The web is an accommodating and forgiving place. All manner of information is stored on web servers all over the world providing instant global access to web pages.
It is such a convenient channel of communication that it is easy to forget that it can be a pretty cranky place when you start to follow links, particularly if you try and find older material. You can all too regularly find yourself coming across a dead end.
The ‘404 error message’ will probably be familiar to almost all web users and signals that the page or the file you want is no longer associated with the web address (URL) displayed in the web browser. Although the neighbouring pages may be accessible and functioning, the error message indicates that the file you are trying to access has been moved or deleted and there is no forwarding address. This phenomenon is referred to as ‘link rot’.
Link rot is a big problem
Like rotten timbers in a house, it can be a sign of neglect or under-investment. It is inconvenient for the user who is then unable to get to the resources they want. It can also give the impression that the organisations involved are not paying sufficient attention to the integrity of the links. So link rot is not only a practical problem but also a reputational issue.
…it’s having a big effect…
Universities and colleges were amongst the first types of organisations to start engaging with the web and over the years some web servers have become used as file stores or repositories.
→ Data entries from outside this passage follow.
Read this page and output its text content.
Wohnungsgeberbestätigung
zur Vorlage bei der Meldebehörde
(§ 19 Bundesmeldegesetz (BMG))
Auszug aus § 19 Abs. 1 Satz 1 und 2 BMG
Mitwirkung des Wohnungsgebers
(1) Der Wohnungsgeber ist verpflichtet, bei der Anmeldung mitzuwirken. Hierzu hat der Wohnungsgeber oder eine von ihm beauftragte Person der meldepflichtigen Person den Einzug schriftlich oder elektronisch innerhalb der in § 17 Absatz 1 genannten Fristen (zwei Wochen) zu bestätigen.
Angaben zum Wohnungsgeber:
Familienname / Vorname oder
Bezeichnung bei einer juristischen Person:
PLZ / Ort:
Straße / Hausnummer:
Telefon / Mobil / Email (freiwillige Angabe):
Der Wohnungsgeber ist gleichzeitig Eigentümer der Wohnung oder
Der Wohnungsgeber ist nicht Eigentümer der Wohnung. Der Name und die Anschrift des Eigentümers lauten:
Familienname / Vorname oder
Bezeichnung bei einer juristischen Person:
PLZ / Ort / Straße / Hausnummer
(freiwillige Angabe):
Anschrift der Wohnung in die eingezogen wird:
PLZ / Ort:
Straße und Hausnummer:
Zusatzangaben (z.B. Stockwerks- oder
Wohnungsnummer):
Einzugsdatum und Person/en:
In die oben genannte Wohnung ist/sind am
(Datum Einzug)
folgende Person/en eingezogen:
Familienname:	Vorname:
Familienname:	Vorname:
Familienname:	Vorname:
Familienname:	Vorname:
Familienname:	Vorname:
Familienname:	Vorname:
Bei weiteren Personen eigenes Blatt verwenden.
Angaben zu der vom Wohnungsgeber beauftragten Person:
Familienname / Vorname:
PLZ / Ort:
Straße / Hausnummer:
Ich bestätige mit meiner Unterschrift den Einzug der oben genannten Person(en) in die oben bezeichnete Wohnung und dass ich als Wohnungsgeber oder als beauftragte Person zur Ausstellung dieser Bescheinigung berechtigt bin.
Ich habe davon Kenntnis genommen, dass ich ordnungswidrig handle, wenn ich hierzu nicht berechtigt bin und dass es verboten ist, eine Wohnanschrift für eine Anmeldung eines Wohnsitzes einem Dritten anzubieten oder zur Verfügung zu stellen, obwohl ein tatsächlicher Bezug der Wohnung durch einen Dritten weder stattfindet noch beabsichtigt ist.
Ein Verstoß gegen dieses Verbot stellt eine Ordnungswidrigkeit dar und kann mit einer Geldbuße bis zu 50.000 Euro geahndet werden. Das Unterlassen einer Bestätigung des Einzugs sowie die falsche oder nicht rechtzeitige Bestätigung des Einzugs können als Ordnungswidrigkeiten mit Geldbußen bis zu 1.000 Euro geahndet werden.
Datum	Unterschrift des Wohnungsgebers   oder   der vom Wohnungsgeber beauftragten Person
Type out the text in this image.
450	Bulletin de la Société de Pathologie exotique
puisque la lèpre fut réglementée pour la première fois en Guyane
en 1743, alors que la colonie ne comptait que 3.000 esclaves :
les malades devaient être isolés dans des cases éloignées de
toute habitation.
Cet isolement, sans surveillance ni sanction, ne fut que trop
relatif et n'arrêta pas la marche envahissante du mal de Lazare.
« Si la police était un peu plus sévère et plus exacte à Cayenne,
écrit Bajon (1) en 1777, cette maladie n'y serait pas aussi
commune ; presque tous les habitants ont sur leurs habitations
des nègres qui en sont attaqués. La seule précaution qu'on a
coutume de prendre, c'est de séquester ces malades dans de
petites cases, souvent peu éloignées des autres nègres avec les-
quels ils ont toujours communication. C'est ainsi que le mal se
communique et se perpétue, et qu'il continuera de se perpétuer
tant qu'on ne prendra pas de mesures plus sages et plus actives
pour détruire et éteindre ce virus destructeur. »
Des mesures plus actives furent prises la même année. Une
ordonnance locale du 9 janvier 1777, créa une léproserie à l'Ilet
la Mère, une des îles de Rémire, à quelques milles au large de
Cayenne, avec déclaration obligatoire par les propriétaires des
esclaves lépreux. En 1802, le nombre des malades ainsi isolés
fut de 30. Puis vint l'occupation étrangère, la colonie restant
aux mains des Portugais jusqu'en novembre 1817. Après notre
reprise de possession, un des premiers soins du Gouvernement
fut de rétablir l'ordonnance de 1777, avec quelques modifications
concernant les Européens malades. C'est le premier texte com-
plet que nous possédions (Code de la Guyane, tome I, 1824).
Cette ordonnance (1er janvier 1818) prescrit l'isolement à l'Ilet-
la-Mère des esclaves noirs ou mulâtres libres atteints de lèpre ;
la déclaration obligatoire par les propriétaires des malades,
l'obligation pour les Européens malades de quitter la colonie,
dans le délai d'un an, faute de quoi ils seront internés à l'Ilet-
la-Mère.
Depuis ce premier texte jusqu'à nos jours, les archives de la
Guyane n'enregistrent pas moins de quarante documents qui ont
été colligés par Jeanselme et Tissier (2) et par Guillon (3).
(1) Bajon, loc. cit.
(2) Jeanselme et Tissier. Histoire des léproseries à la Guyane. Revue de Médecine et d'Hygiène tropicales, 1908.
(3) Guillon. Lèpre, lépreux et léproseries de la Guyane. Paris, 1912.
Used this way these servers are relied upon to provide long term access to information about research projects or learning resources. However, this is not a good solution for the long term management of such resources. When a project finishes and staff move on, content can get shifted around or deleted and this is when link rot sets in.
…but universities and colleges can protect themselves…
The best way of tackling the problem is to make sure that different types of resources are managed according to pre-established policies and that there is infrastructure in place to store and archive them appropriately. It is the job of the institutional repository or digital asset management system (not the web server) to store documents for the long term.
If there is some necessity to re-design a website or impose some new structure, then care should be taken not to break old links and a series of “redirects” should be set up which will tell the web browser that the requested page is to be found at a new location. As a first step, it is easy to check for dead links on a web site. The Online Broken Link Checker is very easy to use and the free version will check up to 3,000 pages in one scan.
…and work is being done to mitigate against it
The process of depositing items into a well-managed digital environment should include assigning a “persistent identifier”. There are a number of schemes in place that can be used to uniquely identify digital objects and provide stable addresses for them over time, for example the Digital Object Identifier (DOI) system. Collaboration with national or local web archiving initiatives can help, as can redirects to an archived copy of a resource if it is no longer available on a “live” website.
This article originally featured in issue 40 of Jisc Inform (via the Wayback Machine).